Negli ultimi mesi in Turchia il governo sta mettendo in pratica una campagna denigratoria davvero feroce verso i presunti avversari politici. Da luglio 2016 ci sono stati circa centomila licenziamenti e quasi quarantamila arresti nei settori più disparati del mondo del lavoro.

L'accusa è sempre la stessa: appartenere o essere in collegamento con le organizzazione terroristiche, o comunque essere collegabile in modo diretto con Fethullah Gülen, il predicatore che si trova attualmente negli Stati Uniti e accusato di essere il principale promotore del tentativo fallito di colpo di stato del 15 luglio 2016.

Da quel giorno il governo turco ha attuato una politica feroce che culmina in licenziamenti e arresti di massa che ne stanno compromettendo l'immagine democratica.

La censura della stampa

Il 1 novembre l'indignazione è giunta ad un punto quasi insopportabile. Dopo la chiusura di una quindicina di giornali d'opposizione è arrivata la notizia dell'arresto di Murat Sabancu, direttore del quotidiano Cumhuriyet. Fondato nel 1924, è il più antico del paese e ancora oggi viene considerato un simbolo del giornalismo laico ed indipendente. Già nel 2015 il direttore Can Dündar e altri collaboratori erano stati arrestati a seguito della pubblicazione di una notizia su un camion carico di armi e diretto in Siria.

Gli arresti di Sabancu e altri giornalisti giungono sullo stesso filone di accuse da parte del governo turco. Decine di giornalisti e politici di opposizione hanno pubblicamente protestato contro gli arresti presentandosi davanti alla sede del quotidiano muniti di una delle copie di Cumhuriyet.

Ma negli ultimi giorno continuano ad arrivare aggiornamenti preoccupanti.

Il 4 novembre è stato arrestato Selahattin Demirtas, il leader del Partito democratico del popolo (Hdp). L'accusa è quella che il governo turco sostiene fin dal 2013 (anno in cui è stato fondato il partito), ovvero quella di essere affiliato al Partito dei lavoratori del Kurdistan (Pkk) che a sua volta è designato come fuori legge, alla stregua delle organizzazione terroristiche.
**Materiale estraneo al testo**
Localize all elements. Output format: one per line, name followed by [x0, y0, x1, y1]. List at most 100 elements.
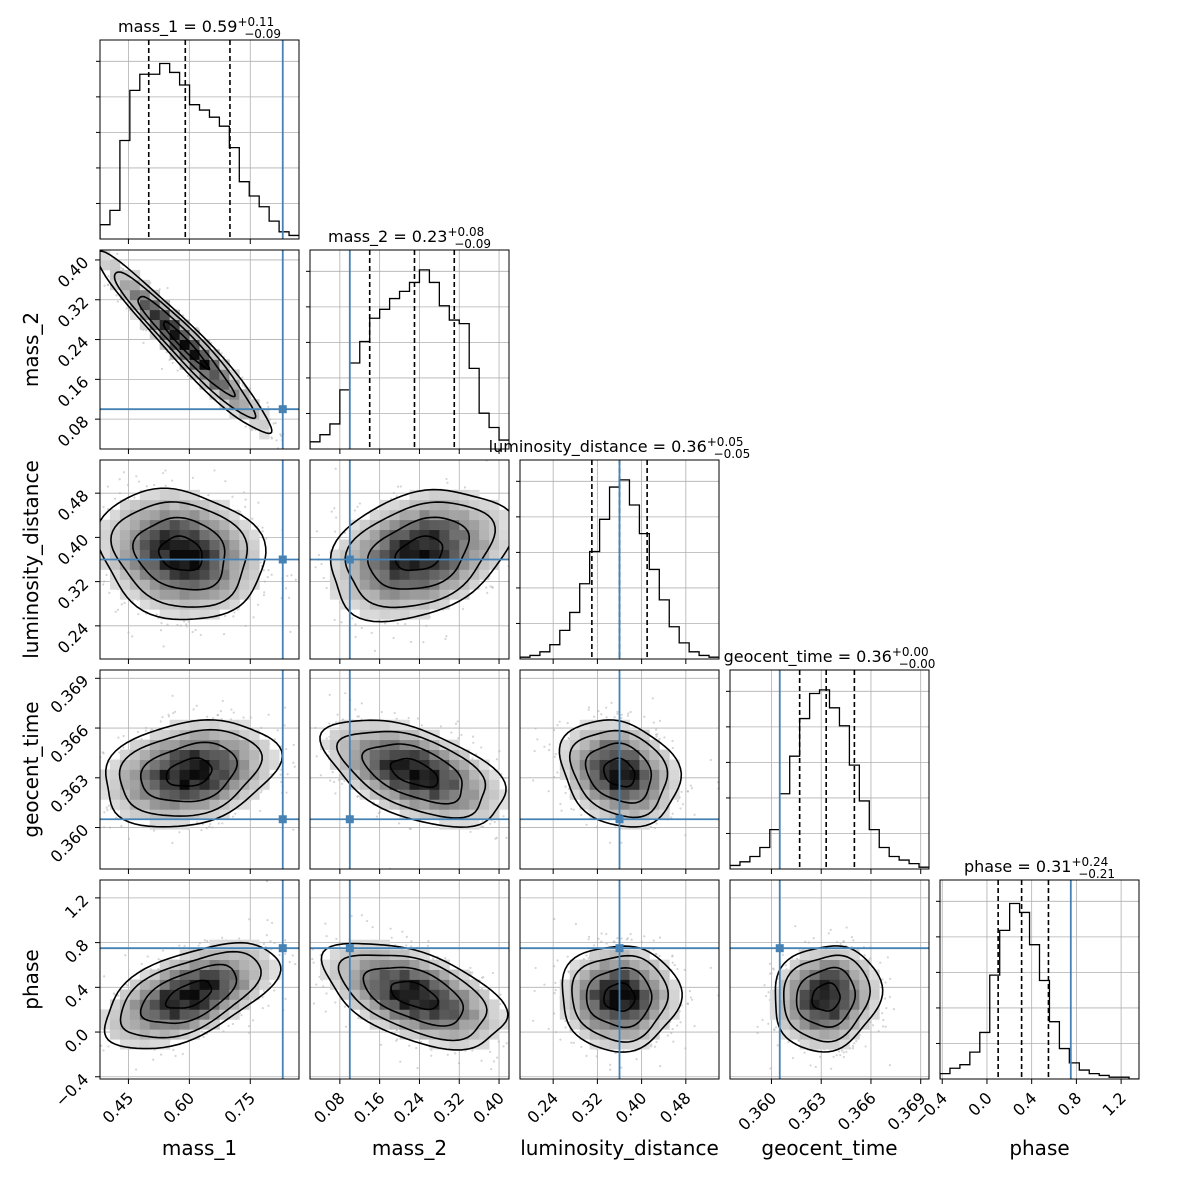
scatter-point — [317, 553, 321, 557]
density-cell — [489, 499, 500, 511]
scatter-point — [250, 429, 254, 432]
title-plus: +0.08 — [447, 225, 484, 239]
density-cell — [359, 559, 371, 570]
scatter-point — [233, 611, 236, 614]
density-cell — [179, 489, 190, 501]
density-cell — [459, 529, 470, 540]
density-cell — [209, 589, 220, 600]
scatter-point — [93, 251, 95, 253]
density-cell — [359, 529, 371, 540]
scatter-point — [392, 491, 396, 495]
density-cell — [419, 589, 430, 600]
scatter-point — [527, 787, 529, 789]
scatter-point — [273, 738, 277, 741]
scatter-point — [514, 606, 516, 608]
density-cell — [119, 749, 131, 760]
scatter-point — [274, 421, 277, 425]
contour-line — [394, 535, 444, 572]
contour-line — [137, 295, 236, 398]
scatter-point — [290, 737, 292, 739]
density-cell — [199, 559, 210, 570]
density-cell — [179, 789, 190, 800]
density-cell — [219, 589, 230, 600]
density-cell — [429, 539, 440, 550]
density-cell — [179, 749, 190, 760]
scatter-point — [86, 569, 88, 571]
density-cell — [419, 519, 430, 531]
scatter-point — [489, 585, 492, 588]
density-cell — [389, 499, 400, 511]
density-cell — [189, 529, 200, 540]
density-cell — [419, 599, 430, 610]
title-mass_1: mass_1 = 0.59+0.11 −0.09 — [118, 15, 281, 41]
density-cell — [169, 809, 180, 820]
density-cell — [159, 729, 171, 741]
scatter-point — [546, 809, 548, 811]
scatter-point — [354, 635, 357, 639]
density-cell — [199, 759, 210, 770]
scatter-point — [167, 713, 170, 716]
density-cell — [149, 549, 161, 560]
density-cell — [389, 579, 400, 590]
scatter-point — [172, 711, 175, 715]
density-cell — [179, 589, 190, 600]
scatter-point — [191, 630, 194, 634]
density-cell — [119, 519, 131, 531]
scatter-point — [160, 621, 163, 625]
scatter-point — [261, 530, 264, 533]
density-cell — [159, 539, 171, 550]
density-cell — [119, 529, 131, 540]
density-cell — [229, 579, 240, 590]
density-cell — [419, 559, 430, 570]
density-cell — [389, 549, 400, 560]
density-cell — [139, 739, 151, 750]
scatter-point — [224, 480, 227, 483]
scatter-point — [76, 817, 78, 819]
density-cell — [179, 539, 190, 550]
density-cell — [139, 589, 151, 600]
scatter-point — [105, 806, 108, 809]
scatter-point — [212, 716, 215, 720]
density-cell — [169, 769, 180, 780]
scatter-point — [511, 546, 513, 548]
density-cell — [129, 559, 141, 570]
scatter-point — [267, 569, 270, 572]
density-cell — [219, 749, 230, 760]
scatter-point — [504, 777, 507, 780]
density-cell — [349, 529, 361, 540]
scatter-point — [185, 623, 188, 626]
density-cell — [249, 759, 260, 770]
density-cell — [209, 529, 220, 540]
scatter-point — [289, 630, 292, 633]
panel-frame — [99, 459, 300, 660]
density-cell — [489, 559, 500, 570]
scatter-point — [102, 583, 105, 586]
density-cell — [209, 759, 220, 770]
scatter-point — [275, 465, 277, 467]
scatter-point — [404, 622, 407, 626]
density-cell — [459, 559, 470, 570]
density-cell — [219, 529, 230, 540]
density-cell — [189, 739, 200, 750]
truth-marker — [345, 555, 354, 564]
scatter-point — [118, 751, 121, 754]
density-cell — [399, 499, 410, 511]
density-cell — [439, 529, 450, 540]
scatter-point — [265, 537, 268, 540]
density-cell — [359, 599, 371, 610]
density-cell — [149, 569, 161, 580]
density-cell — [459, 519, 470, 531]
density-cell — [129, 589, 141, 600]
scatter-point — [461, 607, 465, 611]
scatter-point — [252, 616, 255, 619]
density-cell — [159, 329, 171, 340]
scatter-point — [393, 711, 396, 714]
density-cell — [159, 489, 171, 501]
density-cell — [349, 559, 361, 570]
density-cell — [159, 609, 171, 620]
scatter-point — [276, 729, 279, 732]
scatter-point — [439, 725, 443, 728]
contour-line — [105, 718, 284, 828]
density-cell — [259, 429, 270, 440]
scatter-point — [325, 737, 328, 740]
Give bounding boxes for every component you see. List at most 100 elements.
Insieme a Demirtas anche altri parlamentari dell'Hdp sono stati arrestati. Il partito è la terza forza del paese dopo aver ottenuto il 12,7% dei voti nelle elezioni di giugno 2015. Il giorno stesso degli arresti molte persone hanno protestato con vari episodi di scontri contro la polizia. Ma non solo: nei pressi del commissariato di Diyarbakir è esplosa un'autobomba che ha ucciso due poliziotti e sette civili. In segno di protesta contro il governo, i parlamentari dell'Hdp hanno deciso di boicottare lo stesso Parlamento ma senza presentare dimissioni, poiché questa sarebbe una resa totale.

Le reazioni dell' Europa

Questo clima di tensione ha provocato la reazione di Federica Mogherini, Alto rappresentante dll'Unione per gli affari esteri e la politica di sicurezza, e Johannes Hahn, Commissario europeo per la politica di vicinato e i negoziati per l'allargamento, che hanno manifestato grosse preoccupazioni a seguito dell'arresto dei parlamentari dell'Hdp e hanno ricordato al governo turco di impegnarsi nella difesa della propria democrazia parlamentare.

È necessario salvaguardare il rispetto per i diritti umani e lo stato di diritto, cosa che in Turchia al momento sembra non essere all'ordine del giorno. Il 9 novembre sono arrivati gli arresti per 55 piloti militari che si aggiungono alle decine di migliaia di persone accusate di appoggiare le organizzazioni terroristiche che hanno organizzato o partecipato al tentativo fallito di colpo di stato del luglio 2016.

Come ci si può porre di fronte a questo clima di tensione e persecuzione? La Turchia è un paese che ha attualmente in corso il processo di adesione all'Unione Europea, ma ciò che sta accadendo a livello politico lascia molti dubbi sul fatto che la democrazia parlamentare sia ancora oggi effettivamente attiva, un aspetto che dovrebbe essere fondamentale per, appunto, l'ingresso nell'UE.